PD-L1 expression predicted response to immunotherapy in melanoma

  • April 12, 2014

NEW YORK — Patients with advanced melanoma whose tumors expressed programmed death ligand-1 demonstrated higher rates of overall response and disease control than patients whose tumors were PD-L1 negative, according to study results presented at the HemOnc Today Melanoma and Cutaneous Malignancies meeting.

PD-L1 expression also was associated with significantly improved PFS, although researchers did not observe a significant difference in OS.

The binding of PD-1 — a protein present on T cells — with the PD-L1 protein present on some melanoma tumors prevents T cells from attacking cancer cells. MK-3475 (Merck) — a humanized, monoclonal IgG4 antibody — is designed to block PD-1, allowing the T cells to attack cancer cells.

Adil Daud, MD 

Adil I. Daud

Adil I. Daud, MD, co-director of the UCSF Melanoma Center and director of melanoma clinical research at the UCSF Helen Diller Family Comprehensive Cancer Center, and colleagues evaluated tumor samples from 125 patients (median age, 63 years) with late-stage melanoma.

Some patients had undergone prior treatment with the anti-CTLA-4 antibody ipilimumab (Yervoy, Bristol-Myers Squibb). Those who had not undergone prior ipilimumab were only eligible if they had undergone two or fewer prior therapies.

All patients had ECOG performance status of 0 (73%) or 1 (27%). Patients on systemic steroids, those with active autoimmune disease, and those with active or untreated CNS metastases were excluded.

Of the 125 tumor samples, 89 (71.2%) were PD-L1 positive, meaning at least one of every 100 tumor cells expressed the protein. The other 36 samples were PD-L1 negative.

All patients had at least 6 months of follow-up, and 75% of patients had at least 9 months of follow-up.

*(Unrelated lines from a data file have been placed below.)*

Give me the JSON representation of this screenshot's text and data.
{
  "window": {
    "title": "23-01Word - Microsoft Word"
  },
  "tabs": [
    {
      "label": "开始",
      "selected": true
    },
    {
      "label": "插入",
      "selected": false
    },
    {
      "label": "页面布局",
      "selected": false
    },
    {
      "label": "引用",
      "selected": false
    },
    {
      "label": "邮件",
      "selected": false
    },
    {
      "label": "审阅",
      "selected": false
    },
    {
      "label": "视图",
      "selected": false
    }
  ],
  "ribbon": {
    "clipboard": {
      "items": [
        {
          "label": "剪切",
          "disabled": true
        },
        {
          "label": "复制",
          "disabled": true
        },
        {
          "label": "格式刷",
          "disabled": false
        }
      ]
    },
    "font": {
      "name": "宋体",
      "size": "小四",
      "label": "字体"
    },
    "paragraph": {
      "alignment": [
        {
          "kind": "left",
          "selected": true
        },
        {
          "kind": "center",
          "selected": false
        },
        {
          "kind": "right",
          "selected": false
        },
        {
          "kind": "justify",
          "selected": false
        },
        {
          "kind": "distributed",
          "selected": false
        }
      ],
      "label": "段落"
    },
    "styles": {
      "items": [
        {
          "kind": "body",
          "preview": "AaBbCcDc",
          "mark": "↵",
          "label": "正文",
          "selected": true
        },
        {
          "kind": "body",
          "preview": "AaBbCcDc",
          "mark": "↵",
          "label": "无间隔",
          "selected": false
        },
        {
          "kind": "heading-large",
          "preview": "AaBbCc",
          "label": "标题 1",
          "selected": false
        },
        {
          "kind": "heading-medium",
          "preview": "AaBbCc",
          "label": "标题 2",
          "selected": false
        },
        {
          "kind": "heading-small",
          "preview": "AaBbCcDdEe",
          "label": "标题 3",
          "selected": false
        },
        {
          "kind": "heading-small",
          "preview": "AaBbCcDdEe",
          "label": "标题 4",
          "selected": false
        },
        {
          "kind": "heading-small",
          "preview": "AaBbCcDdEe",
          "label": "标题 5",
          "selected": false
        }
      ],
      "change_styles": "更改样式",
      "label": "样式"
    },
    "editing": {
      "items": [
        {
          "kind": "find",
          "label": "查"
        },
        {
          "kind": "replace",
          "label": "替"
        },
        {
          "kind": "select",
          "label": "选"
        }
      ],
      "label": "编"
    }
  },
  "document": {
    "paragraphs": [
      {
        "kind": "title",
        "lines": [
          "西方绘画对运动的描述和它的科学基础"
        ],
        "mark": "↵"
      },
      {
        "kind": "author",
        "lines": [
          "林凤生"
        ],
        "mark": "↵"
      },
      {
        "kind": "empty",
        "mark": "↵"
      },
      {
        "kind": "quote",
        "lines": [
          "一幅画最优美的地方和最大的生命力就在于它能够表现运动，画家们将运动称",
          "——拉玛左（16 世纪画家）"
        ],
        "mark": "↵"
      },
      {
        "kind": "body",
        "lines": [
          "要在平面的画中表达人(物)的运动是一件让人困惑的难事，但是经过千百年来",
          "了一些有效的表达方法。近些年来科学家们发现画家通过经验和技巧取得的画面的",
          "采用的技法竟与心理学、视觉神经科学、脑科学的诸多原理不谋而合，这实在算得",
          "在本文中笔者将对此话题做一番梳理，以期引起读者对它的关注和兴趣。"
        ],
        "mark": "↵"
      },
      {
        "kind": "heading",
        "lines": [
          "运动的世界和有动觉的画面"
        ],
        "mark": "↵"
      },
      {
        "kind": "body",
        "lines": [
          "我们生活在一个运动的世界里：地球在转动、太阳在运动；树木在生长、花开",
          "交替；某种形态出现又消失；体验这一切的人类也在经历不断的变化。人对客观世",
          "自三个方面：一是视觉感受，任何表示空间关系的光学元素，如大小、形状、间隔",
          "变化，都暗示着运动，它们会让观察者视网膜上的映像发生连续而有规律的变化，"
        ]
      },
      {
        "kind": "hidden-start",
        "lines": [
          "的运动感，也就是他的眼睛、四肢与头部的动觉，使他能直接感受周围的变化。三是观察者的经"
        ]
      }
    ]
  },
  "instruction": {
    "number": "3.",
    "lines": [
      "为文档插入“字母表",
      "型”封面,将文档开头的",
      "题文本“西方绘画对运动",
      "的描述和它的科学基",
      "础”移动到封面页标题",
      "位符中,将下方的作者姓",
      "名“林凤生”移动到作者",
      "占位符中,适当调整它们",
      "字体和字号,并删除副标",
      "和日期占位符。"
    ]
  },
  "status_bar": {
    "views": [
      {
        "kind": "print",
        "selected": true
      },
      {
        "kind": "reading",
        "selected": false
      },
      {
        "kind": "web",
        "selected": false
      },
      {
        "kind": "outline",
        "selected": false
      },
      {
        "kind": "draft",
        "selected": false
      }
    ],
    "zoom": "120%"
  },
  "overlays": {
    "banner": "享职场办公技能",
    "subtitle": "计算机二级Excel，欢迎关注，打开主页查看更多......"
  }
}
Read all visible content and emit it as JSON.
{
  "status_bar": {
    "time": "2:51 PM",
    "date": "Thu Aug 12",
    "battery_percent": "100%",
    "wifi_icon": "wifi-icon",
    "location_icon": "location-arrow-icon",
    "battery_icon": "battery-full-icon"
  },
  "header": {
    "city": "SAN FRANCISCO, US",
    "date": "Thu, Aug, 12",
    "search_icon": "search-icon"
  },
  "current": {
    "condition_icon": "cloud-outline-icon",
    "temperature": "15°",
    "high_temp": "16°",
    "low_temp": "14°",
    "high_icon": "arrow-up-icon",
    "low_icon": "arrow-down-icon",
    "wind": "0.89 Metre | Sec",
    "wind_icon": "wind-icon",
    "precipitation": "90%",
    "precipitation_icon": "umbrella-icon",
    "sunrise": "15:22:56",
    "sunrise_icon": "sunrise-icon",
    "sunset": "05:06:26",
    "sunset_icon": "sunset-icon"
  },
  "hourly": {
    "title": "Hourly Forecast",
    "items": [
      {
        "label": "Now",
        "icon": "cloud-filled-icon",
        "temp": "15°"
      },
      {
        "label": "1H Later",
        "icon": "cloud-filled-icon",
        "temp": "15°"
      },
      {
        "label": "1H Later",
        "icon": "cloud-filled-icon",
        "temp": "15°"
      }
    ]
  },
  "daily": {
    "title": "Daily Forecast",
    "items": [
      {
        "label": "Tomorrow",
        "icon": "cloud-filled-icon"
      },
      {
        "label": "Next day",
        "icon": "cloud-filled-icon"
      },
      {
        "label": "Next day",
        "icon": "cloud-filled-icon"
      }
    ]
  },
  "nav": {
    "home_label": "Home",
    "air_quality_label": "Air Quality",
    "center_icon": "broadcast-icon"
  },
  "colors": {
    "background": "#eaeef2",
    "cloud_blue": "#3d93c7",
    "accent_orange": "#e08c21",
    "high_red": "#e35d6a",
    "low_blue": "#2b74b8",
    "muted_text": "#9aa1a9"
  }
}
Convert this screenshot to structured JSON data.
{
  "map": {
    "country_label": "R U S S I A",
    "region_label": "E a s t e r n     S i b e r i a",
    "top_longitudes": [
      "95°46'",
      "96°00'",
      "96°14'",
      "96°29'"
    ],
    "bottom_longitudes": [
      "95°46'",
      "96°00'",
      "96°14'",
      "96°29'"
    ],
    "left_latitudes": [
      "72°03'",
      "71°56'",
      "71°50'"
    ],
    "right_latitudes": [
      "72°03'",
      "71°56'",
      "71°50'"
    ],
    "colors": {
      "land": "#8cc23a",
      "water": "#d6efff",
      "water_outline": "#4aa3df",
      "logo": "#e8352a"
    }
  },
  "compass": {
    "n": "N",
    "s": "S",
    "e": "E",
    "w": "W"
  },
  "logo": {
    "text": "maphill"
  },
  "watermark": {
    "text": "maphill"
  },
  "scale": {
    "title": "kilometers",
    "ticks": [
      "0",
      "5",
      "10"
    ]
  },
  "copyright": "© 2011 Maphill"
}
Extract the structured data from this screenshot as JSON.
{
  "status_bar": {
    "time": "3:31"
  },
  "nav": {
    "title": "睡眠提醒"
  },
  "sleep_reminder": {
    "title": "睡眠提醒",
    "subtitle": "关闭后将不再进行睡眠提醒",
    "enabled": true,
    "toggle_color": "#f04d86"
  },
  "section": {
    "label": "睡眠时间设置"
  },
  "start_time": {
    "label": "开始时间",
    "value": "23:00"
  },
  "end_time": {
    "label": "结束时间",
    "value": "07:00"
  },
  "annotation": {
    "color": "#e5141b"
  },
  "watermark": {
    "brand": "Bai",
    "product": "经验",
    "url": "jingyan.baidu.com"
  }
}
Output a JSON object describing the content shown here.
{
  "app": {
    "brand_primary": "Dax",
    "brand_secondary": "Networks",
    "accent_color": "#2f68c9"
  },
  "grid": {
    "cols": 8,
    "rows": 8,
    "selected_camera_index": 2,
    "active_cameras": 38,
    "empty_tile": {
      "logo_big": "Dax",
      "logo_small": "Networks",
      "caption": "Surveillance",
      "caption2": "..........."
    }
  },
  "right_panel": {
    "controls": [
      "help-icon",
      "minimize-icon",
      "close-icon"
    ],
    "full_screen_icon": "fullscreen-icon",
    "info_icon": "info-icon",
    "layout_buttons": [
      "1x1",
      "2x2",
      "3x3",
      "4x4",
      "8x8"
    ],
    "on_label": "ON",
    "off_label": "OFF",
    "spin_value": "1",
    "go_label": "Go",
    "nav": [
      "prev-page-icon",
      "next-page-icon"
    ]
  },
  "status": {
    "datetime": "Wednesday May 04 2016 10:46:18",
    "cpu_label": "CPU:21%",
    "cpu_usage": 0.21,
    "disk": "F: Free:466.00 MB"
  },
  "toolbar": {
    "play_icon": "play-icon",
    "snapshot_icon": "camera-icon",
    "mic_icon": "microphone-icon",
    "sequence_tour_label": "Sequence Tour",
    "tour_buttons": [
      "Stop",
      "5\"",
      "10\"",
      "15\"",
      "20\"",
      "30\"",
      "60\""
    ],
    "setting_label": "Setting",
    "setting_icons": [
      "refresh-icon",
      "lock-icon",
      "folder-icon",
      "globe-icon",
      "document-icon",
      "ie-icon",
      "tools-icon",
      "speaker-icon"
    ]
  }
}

The majority of patients (67%) experienced a reduction in tumor size during treatment with MK-3475, and researchers reported a 40% overall response rate in unselected patients.

Patients with PD-L1–positive tumors demonstrated higher rates of overall response (49% vs. 13%; P=.0007) and disease control (65% vs. 37%; P=.007).

Patients with PD-L1–positive tumors experienced significantly longer median PFS (10.6 months. vs. 2.9 months; HR=0.52; 95% CI, 0.32-0.86), as well as higher rates of 6-month PFS (57% vs. 35%) and 12-month PFS (45% vs. 18%).

Although median OS was not reached, researchers calculated an HR of 0.83 (95% CI, 0.39-1.78) in favor of patients with PD-L1–positive tumors. The difference in OS between groups was not statistically significant.

Researchers reported 6-month OS rates of 91% for patients with PD-L1–positive tumors and 79% for patients with PD-L1–negative tumors.

Among all patients, researchers reported significant median increases in the percentage of CD4-positive T cells and CD8-positive T cells between baseline to week 6 of treatment (P<.001 for both). However, there was no significant change in the absolute number of circulating T cells, Daud and colleagues wrote.

For more information:

Daud AI. Antitumor activity of the anti-PD-1 monoclonal antibody MK-3475 in melanoma: Correlation of tumor PD-L1 expression with outcome. Presented at: HemOnc Today Melanoma and Cutaneous Malignancies; April 11-12, 2014; New York.

Disclosure: The study was funded by Merck. Daud reports research support from Bristol-Myers Squibb, Genentech, GlaxoSmithKline, Merck and Pfizer, as well as advisory board roles with Merck and GlaxoSmithKline.